Europe's biggest financial institution, UBS AG, reported a record first-quarter net income increase of 15% on the strength of its wealth management division, Bloomberg reports. The group's positive performance helped offset a 19% decrease in earnings in the company's investment banking unit.

The Swiss bank said first-quarter net-income rose to CH2.63 billion ($2.19 billion), or CH2.48 a share, from CH2.28 billion, or CH2.05, which easily exceeded analyst forecasts.

The company's aggressive acquisition campaign of private banks, conducted by CEO Peter Wuffli, cost $1 billion, making UBS the world's largest wealth manager.
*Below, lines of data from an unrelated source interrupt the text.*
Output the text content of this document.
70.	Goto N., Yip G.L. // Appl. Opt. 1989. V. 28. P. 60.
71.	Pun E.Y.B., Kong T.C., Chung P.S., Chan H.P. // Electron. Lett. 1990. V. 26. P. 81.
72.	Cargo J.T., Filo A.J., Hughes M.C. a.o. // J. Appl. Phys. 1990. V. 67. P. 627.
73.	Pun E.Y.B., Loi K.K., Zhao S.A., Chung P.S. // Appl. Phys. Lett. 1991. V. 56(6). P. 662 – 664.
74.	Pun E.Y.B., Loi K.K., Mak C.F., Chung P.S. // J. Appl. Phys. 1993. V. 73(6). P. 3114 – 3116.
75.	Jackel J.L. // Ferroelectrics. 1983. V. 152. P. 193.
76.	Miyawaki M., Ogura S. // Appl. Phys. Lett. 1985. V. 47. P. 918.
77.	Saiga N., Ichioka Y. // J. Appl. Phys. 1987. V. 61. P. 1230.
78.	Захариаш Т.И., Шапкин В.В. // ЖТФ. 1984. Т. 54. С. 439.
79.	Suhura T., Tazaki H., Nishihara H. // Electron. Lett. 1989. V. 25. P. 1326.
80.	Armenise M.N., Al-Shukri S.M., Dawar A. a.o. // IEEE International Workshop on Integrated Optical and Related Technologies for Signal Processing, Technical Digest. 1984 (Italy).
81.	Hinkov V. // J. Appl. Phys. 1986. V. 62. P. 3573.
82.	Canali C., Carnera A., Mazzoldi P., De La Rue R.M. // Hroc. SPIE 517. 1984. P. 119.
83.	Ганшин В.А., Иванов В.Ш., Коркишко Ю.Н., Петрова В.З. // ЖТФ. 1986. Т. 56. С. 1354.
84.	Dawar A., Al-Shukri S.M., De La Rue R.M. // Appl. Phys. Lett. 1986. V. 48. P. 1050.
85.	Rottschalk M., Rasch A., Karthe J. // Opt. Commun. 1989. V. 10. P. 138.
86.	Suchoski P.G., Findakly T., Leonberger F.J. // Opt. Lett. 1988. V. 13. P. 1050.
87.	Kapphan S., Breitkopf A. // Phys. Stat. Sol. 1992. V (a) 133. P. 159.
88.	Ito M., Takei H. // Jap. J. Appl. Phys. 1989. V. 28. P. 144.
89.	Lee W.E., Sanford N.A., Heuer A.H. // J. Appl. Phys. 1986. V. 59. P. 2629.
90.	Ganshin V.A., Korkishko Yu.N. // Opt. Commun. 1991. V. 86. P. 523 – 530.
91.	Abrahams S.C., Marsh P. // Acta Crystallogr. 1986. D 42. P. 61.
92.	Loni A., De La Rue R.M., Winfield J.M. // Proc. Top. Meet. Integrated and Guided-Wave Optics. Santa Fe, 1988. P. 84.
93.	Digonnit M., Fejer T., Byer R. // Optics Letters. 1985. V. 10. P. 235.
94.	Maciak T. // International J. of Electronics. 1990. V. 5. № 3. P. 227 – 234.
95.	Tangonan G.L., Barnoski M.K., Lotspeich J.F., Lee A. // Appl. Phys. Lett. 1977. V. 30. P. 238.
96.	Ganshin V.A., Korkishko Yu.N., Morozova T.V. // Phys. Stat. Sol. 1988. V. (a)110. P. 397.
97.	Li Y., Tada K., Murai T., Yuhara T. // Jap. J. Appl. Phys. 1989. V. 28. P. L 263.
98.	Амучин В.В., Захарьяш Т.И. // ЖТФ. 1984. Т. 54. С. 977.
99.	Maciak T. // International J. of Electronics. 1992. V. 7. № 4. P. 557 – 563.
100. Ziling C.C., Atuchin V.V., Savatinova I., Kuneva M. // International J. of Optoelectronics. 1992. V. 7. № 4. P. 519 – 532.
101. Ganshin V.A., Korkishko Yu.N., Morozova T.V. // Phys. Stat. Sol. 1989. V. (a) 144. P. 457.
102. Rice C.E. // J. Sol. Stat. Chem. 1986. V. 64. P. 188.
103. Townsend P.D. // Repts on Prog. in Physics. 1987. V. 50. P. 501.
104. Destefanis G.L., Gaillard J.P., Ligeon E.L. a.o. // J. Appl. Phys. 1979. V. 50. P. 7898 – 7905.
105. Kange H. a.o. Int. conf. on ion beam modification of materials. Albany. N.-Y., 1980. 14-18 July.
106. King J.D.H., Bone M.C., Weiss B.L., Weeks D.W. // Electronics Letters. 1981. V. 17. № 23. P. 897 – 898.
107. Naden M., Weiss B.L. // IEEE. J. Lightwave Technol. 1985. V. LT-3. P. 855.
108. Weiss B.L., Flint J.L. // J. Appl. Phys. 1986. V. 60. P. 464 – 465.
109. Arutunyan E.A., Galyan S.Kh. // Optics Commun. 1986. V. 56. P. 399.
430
"We believe renewed earnings growth can only be achieved via a major acquisition," said Jacques-Henri Gaulard, an analyst at Merrill Lynch, who rates UBS neutral. The firm plans to continue its strategy of small buyouts while restraining from any major acquisitions, company CFO Clive Standish reaffirmed in the earnings report.

The bank reported positive performance among the entire spectrum of its money management business. Earnings at UBS's institutional fund rose by 51 percent to CH224 million; the company's private bank earning climbed by 6% to CH915 million; and earnings on the retail side swelled by 5%.

In addition, UBS's merger advisory unit reported more business in the first three months of the year and now ranks fifth among its peers.